Some woman named Wendy in Minnesota is using her credit card to put digital gift cards on my #microsoft account. The gift cards appear to be legit -- I now have a $160 in #xbox credit.
Is this a #scam? #fraud? Have I been #hacked?
Whatever it is, I don't think she's doing it right.
and no, there's no obvious way to report this to Microsoft. And I desperately need to, because it appears for all intents and purposes that I have defrauded Wendy.
help?
update 6: WOW THAT WAS SOME CRAZY GASLIGHTY NOTMYJOB tech support from microsoft.
Yuck, but sounds so typical of every large corporation ever.
I've got an old Gmail account that a number of folks have mistakenly or lazily used for signing up for things. I'm often on alert for someone to try to scam me that way.
Online scams
@DrTCombs
Not saying that's what you're seeing.
I've also heard of the scam where someone sends you money (via PayPal/venmo, etc.) on a stolen card, and then sends a message saying it was their mistake, and asking to have the same amount sent back in a new transaction.

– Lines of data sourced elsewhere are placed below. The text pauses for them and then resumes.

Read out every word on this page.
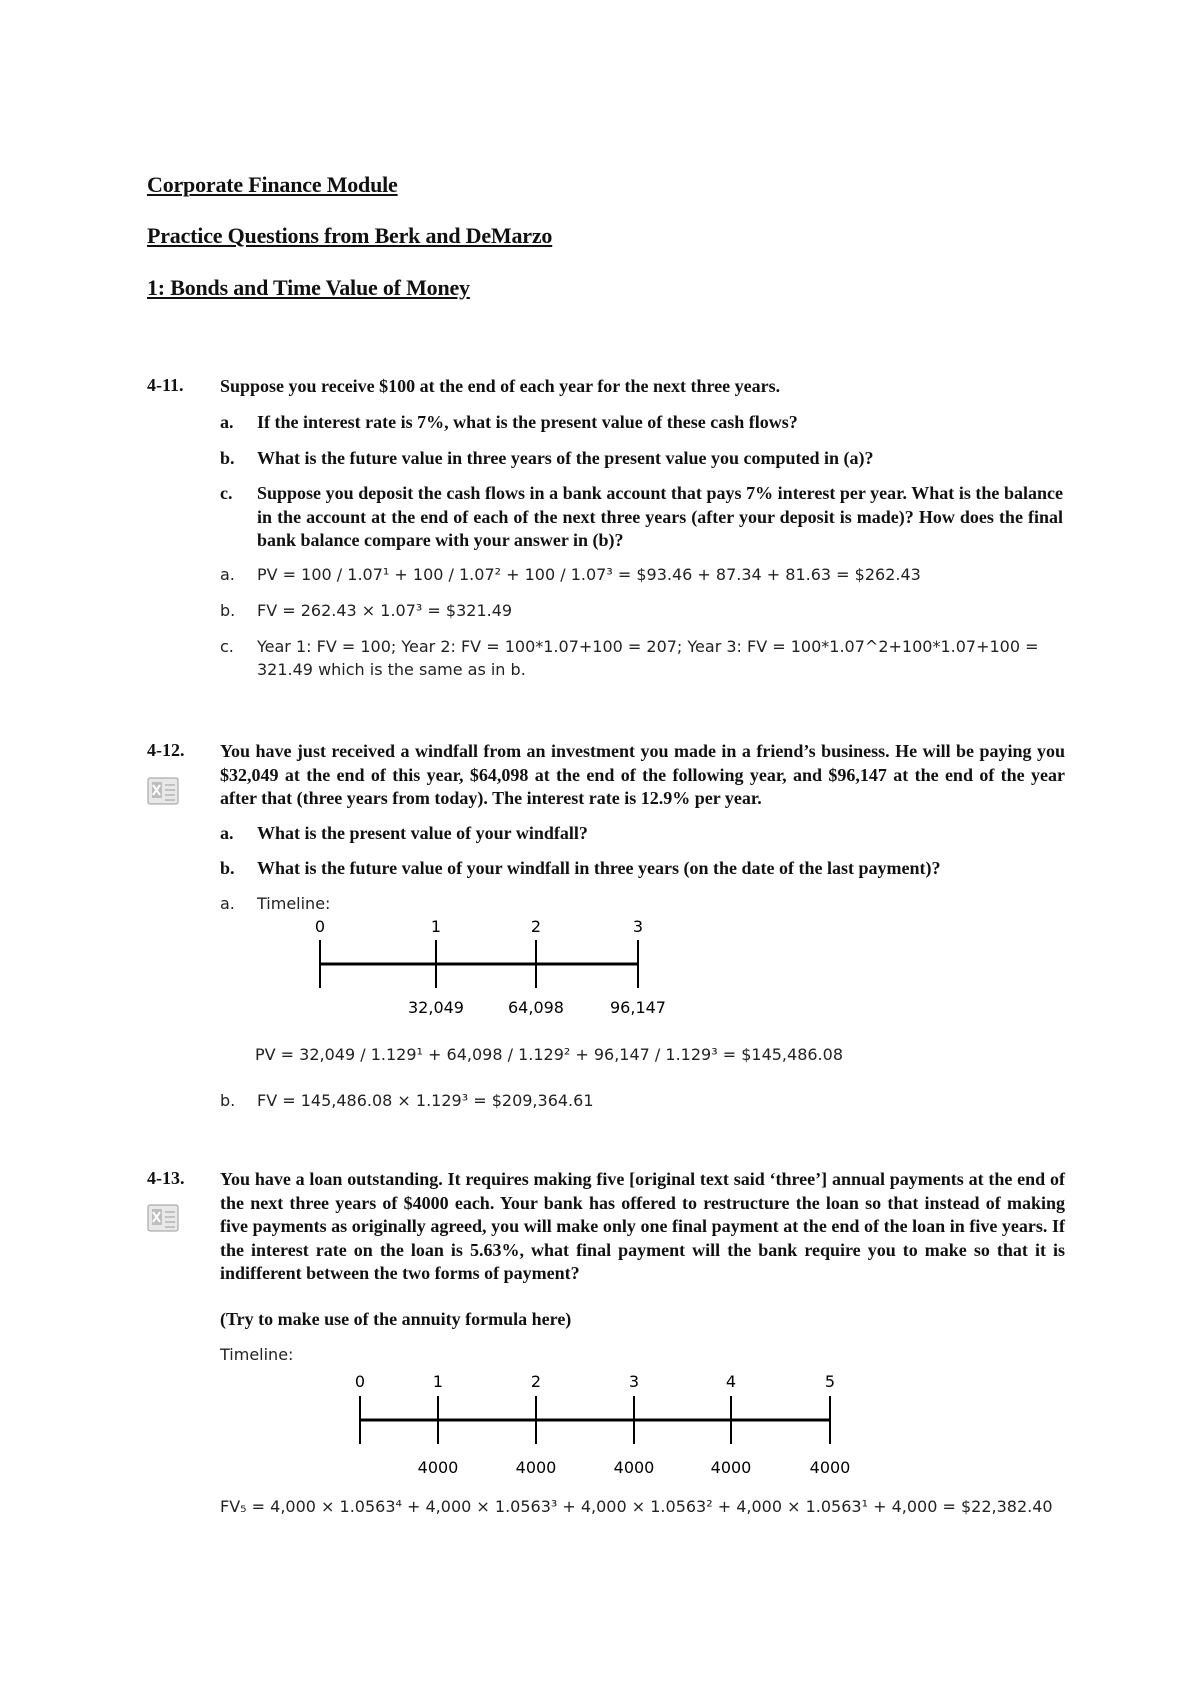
Corporate Finance Module
Practice Questions from Berk and DeMarzo
1: Bonds and Time Value of Money
4-11. Suppose you receive $100 at the end of each year for the next three years.
a. If the interest rate is 7%, what is the present value of these cash flows?
b. What is the future value in three years of the present value you computed in (a)?
c. Suppose you deposit the cash flows in a bank account that pays 7% interest per year. What is the balance in the account at the end of each of the next three years (after your deposit is made)? How does the final bank balance compare with your answer in (b)?
a. PV = 100 / 1.07¹ + 100 / 1.07² + 100 / 1.07³ = $93.46 + 87.34 + 81.63 = $262.43
b. FV = 262.43 × 1.07³ = $321.49
c. Year 1: FV = 100; Year 2: FV = 100*1.07+100 = 207; Year 3: FV = 100*1.07^2+100*1.07+100 = 321.49 which is the same as in b.
4-12. You have just received a windfall from an investment you made in a friend’s business. He will be paying you $32,049 at the end of this year, $64,098 at the end of the following year, and $96,147 at the end of the year after that (three years from today). The interest rate is 12.9% per year.
a. What is the present value of your windfall?
b. What is the future value of your windfall in three years (on the date of the last payment)?
a. Timeline:
0	1
32,049
2
64,098
3
96,147
PV = 32,049 / 1.129¹ + 64,098 / 1.129² + 96,147 / 1.129³ = $145,486.08
b. FV = 145,486.08 × 1.129³ = $209,364.61
4-13. You have a loan outstanding. It requires making five [original text said ‘three’] annual payments at the end of the next three years of $4000 each. Your bank has offered to restructure the loan so that instead of making five payments as originally agreed, you will make only one final payment at the end of the loan in five years. If the interest rate on the loan is 5.63%, what final payment will the bank require you to make so that it is indifferent between the two forms of payment?
(Try to make use of the annuity formula here)
Timeline:
0	1
4000
2
4000
3
4000
4
4000
5
4000
FV₅ = 4,000 × 1.0563⁴ + 4,000 × 1.0563³ + 4,000 × 1.0563² + 4,000 × 1.0563¹ + 4,000 = $22,382.40
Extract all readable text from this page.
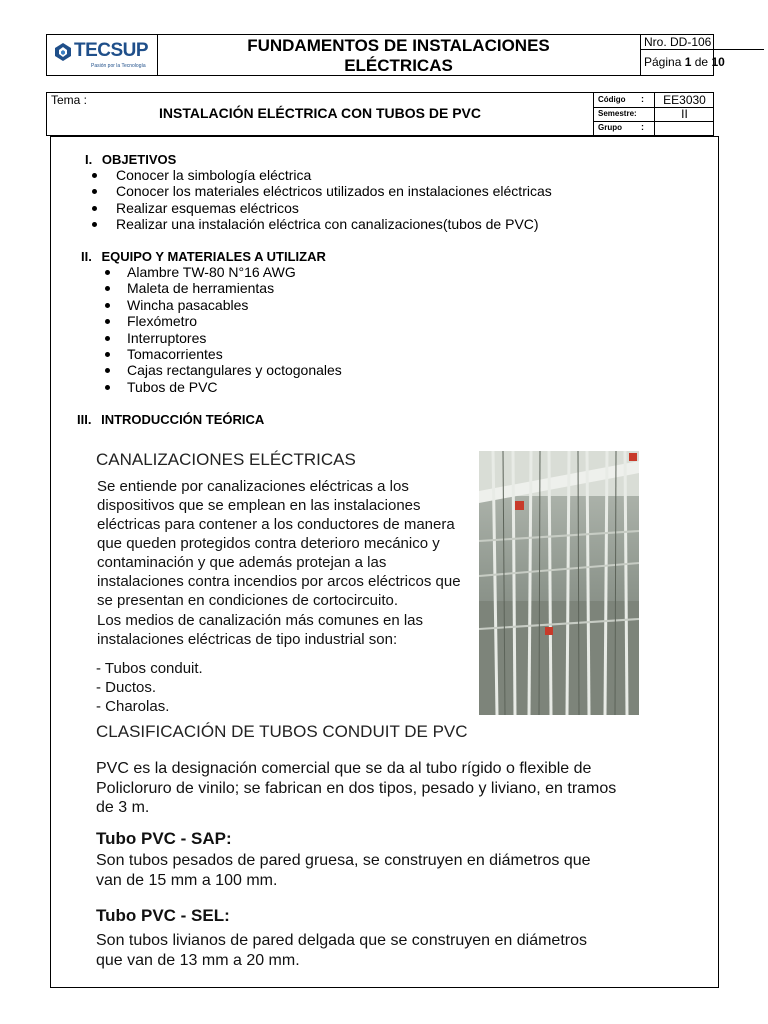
TECSUP
Pasión por la Tecnología
FUNDAMENTOS DE INSTALACIONES
ELÉCTRICAS
Nro. DD-106
Página 1 de 10
Tema :
INSTALACIÓN ELÉCTRICA CON TUBOS DE PVC
Código :	EE3030
Semestre:	II
Grupo :
I. OBJETIVOS
Conocer la simbología eléctrica
Conocer los materiales eléctricos utilizados en instalaciones eléctricas
Realizar esquemas eléctricos
Realizar una instalación eléctrica con canalizaciones(tubos de PVC)
II. EQUIPO Y MATERIALES A UTILIZAR
Alambre TW-80 N°16 AWG
Maleta de herramientas
Wincha pasacables
Flexómetro
Interruptores
Tomacorrientes
Cajas rectangulares y octogonales
Tubos de PVC
III. INTRODUCCIÓN TEÓRICA
CANALIZACIONES ELÉCTRICAS
Se entiende por canalizaciones eléctricas a los
dispositivos que se emplean en las instalaciones
eléctricas para contener a los conductores de manera
que queden protegidos contra deterioro mecánico y
contaminación y que además protejan a las
instalaciones contra incendios por arcos eléctricos que
se presentan en condiciones de cortocircuito.
Los medios de canalización más comunes en las
instalaciones eléctricas de tipo industrial son:
- Tubos conduit.
- Ductos.
- Charolas.
CLASIFICACIÓN DE TUBOS CONDUIT DE PVC
PVC es la designación comercial que se da al tubo rígido o flexible de
Policloruro de vinilo; se fabrican en dos tipos, pesado y liviano, en tramos
de 3 m.
Tubo PVC - SAP:
Son tubos pesados de pared gruesa, se construyen en diámetros que
van de 15 mm a 100 mm.
Tubo PVC - SEL:
Son tubos livianos de pared delgada que se construyen en diámetros
que van de 13 mm a 20 mm.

The stolen card transactions get cancelled, the mistaken money disappears. If the (second) victim sent a new transaction, then the payment service won't cancel the second transaction as it wasn't "fraudulent".
update 7: #microsoft DGAF if people are using stolen credit cards to make purchases using other people's accounts without actually signing into those accounts.